Le norme approvate in Parlamento la scorsa estate sono servite a poco e sono state facilmente aggirate da postille che rimettevano le chiavi delle Rsa saldamente nelle mani dei direttori sanitari. E così, al di là dei proclami e dei giri di parole, le strutture che ospitano gli anziani non autosufficienti, le Residenze Sanitarie Assistite, sono chiuse al pubblico da due anni pieni. Tranne rarissime eccezioni che hanno riguardato per lo più i casi di moribondi (e neanche tutti), le riaperture, nei periodi in cui ci sono state, hanno riguardato solo alcuni spazi delle Rsa come i giardini o gli ingressi che sono stati trasformati in parlatori per le visite parentali. Mentre i saloni dove un tempo entravano e uscivano volontari, nipoti, figli, fratelli, medici, funzionari, fattorini e visitatori di ogni genere e tipo, si sono svuotati lasciando posto all’attesa e alla solitudine, mentre l’età e i malanni hanno fatto ferocemente il loro corso.

Lo sa bene Lisa Noja (Italia Viva) che nel corso delle dichiarazioni di voto sul dl Covid a proposito delle regole di accesso alle Rsa ha ammesso che “purtroppo abbiamo dovuto modificare tante volte quelle norme perché quello che era previsto non si traduceva in un cambiamento concreto della situazione vissuta dagli ospiti di tante strutture. Nonostante quelle parole ancora oggi tanti cittadini e cittadine ospitati nelle Rsa non possono vedere i loro familiari per ragioni non giustificabili”. E così è stato fatto ancora nei giorni scorsi con un emendamento “per sancire proprio questo, che l’esercizio del diritto alla visita deve essere invece continuativo perché è un diritto umano fondamentale. Mi auguro questa sia davvero l’ultima volta in cui dovremo intervenire e che finalmente le parole scritte su questo tema siano efficaci”, ha concluso.

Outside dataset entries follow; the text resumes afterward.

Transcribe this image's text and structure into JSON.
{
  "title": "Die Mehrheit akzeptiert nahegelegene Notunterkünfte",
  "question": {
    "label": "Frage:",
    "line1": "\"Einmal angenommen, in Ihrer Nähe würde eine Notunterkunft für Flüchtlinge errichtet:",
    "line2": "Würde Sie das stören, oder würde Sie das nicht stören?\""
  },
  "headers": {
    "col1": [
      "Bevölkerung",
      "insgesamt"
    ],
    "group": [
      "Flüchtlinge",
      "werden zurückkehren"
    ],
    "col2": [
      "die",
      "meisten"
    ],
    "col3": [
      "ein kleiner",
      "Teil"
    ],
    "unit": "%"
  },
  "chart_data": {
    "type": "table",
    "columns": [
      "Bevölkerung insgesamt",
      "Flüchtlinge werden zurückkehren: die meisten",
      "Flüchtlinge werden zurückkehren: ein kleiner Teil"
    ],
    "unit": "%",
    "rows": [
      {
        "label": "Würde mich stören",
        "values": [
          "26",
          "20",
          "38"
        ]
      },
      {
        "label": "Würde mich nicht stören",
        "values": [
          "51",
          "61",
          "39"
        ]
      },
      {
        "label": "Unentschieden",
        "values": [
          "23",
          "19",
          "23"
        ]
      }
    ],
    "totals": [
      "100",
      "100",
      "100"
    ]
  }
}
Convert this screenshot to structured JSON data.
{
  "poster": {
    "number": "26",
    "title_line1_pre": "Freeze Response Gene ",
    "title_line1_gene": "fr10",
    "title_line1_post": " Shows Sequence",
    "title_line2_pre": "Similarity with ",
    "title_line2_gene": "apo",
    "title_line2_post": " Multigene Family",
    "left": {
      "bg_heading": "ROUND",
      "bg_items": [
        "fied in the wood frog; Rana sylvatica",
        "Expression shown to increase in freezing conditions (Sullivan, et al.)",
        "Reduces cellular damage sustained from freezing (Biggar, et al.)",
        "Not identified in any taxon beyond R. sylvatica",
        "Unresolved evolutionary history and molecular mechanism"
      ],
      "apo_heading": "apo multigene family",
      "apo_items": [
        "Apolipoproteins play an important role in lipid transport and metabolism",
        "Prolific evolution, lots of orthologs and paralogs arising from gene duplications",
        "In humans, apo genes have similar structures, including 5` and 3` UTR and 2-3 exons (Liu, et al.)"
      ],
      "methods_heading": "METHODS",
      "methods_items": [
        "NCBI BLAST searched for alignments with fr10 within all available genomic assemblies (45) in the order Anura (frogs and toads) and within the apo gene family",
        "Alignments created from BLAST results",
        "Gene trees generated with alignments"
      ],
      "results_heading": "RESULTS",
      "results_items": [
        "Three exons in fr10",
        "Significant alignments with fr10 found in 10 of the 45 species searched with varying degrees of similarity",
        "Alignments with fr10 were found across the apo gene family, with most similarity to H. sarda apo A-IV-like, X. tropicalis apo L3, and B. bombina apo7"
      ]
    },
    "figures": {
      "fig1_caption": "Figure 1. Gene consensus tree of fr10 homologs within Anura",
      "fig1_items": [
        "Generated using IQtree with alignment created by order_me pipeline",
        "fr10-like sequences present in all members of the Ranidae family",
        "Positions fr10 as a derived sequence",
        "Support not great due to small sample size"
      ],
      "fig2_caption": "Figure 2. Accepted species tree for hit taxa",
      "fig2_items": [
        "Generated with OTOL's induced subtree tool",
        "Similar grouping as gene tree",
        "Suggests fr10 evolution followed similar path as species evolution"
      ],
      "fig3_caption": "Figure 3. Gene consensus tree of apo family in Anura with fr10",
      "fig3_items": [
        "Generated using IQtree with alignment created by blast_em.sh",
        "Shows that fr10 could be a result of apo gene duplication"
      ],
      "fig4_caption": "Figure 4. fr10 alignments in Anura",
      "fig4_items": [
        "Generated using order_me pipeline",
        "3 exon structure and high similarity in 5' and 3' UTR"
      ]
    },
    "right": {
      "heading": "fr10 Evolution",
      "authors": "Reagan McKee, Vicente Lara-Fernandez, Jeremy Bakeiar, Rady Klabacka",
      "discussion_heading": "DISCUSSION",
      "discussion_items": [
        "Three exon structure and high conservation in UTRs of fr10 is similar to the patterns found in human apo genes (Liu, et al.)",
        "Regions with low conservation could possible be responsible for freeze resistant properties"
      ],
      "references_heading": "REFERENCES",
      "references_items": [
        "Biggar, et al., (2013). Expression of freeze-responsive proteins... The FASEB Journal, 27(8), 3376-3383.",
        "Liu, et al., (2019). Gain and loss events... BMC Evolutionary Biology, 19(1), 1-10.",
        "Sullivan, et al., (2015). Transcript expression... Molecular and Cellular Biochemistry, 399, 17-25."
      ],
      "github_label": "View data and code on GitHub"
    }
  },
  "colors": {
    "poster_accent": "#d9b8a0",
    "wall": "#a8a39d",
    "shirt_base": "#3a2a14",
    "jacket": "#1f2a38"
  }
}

Nel dubbio tra i parenti c’è ancora chi non si arrende e non abbassa la guardia. È il caso del Comitato Orsan (Open Rsa now), che ha indetto uno “sciopero delle rette” con sospensione dei pagamenti automatici e lo stop al saldo di aprile per le Rsa che non abbiano ripristinato le visite ai parenti. “Chiediamo a tutti i familiari degli ospiti delle Rsa, Rsd e tutte le comunità, oggi blindate, di sganciare a tempo indeterminato i nostri Rid e non pagare la retta di aprile. E se necessario anche quella di maggio e giugno fino a quando le Rsa capiranno che i nostri cari sono loro clienti e non detenuti in attesa di giudizio, che peraltro non arriva mai”, ha dichiarato nei giorni scorsi il presidente di Orsan, Dario Francolino.

Secondo il patron di Orsan è “arrivato il momento di unire di nuovo le nostre forze e lavorare come fossimo una persona sola. Tutti. Dobbiamo contarci e come piccoli pezzi di Lego costruire il percorso di riapertura richiamando alle loro responsabilità i vertici delle Rsa italiane, i direttori generali e quelli sanitari. Vogliamo incontrarli e lavorare per vere riaperture“. La scadenza è il prossimo 19 marzo, festa del papà. “Facciamolo e basta subito, stasera, domani mattina, al più presto. Se volete aiutare i vostri cari dobbiamo dimostrare quanto uniti siamo forti. Le Rsa italiane fatturano oltre 12 miliardi l’anno. Credetemi se si saltano due mesi di retta, riescono a sopravvivere. Poi dipenderà da loro. Noi vogliamo solo incontrarli e chiedergli quando riapriranno bene come prima. Insieme contiamo di più”.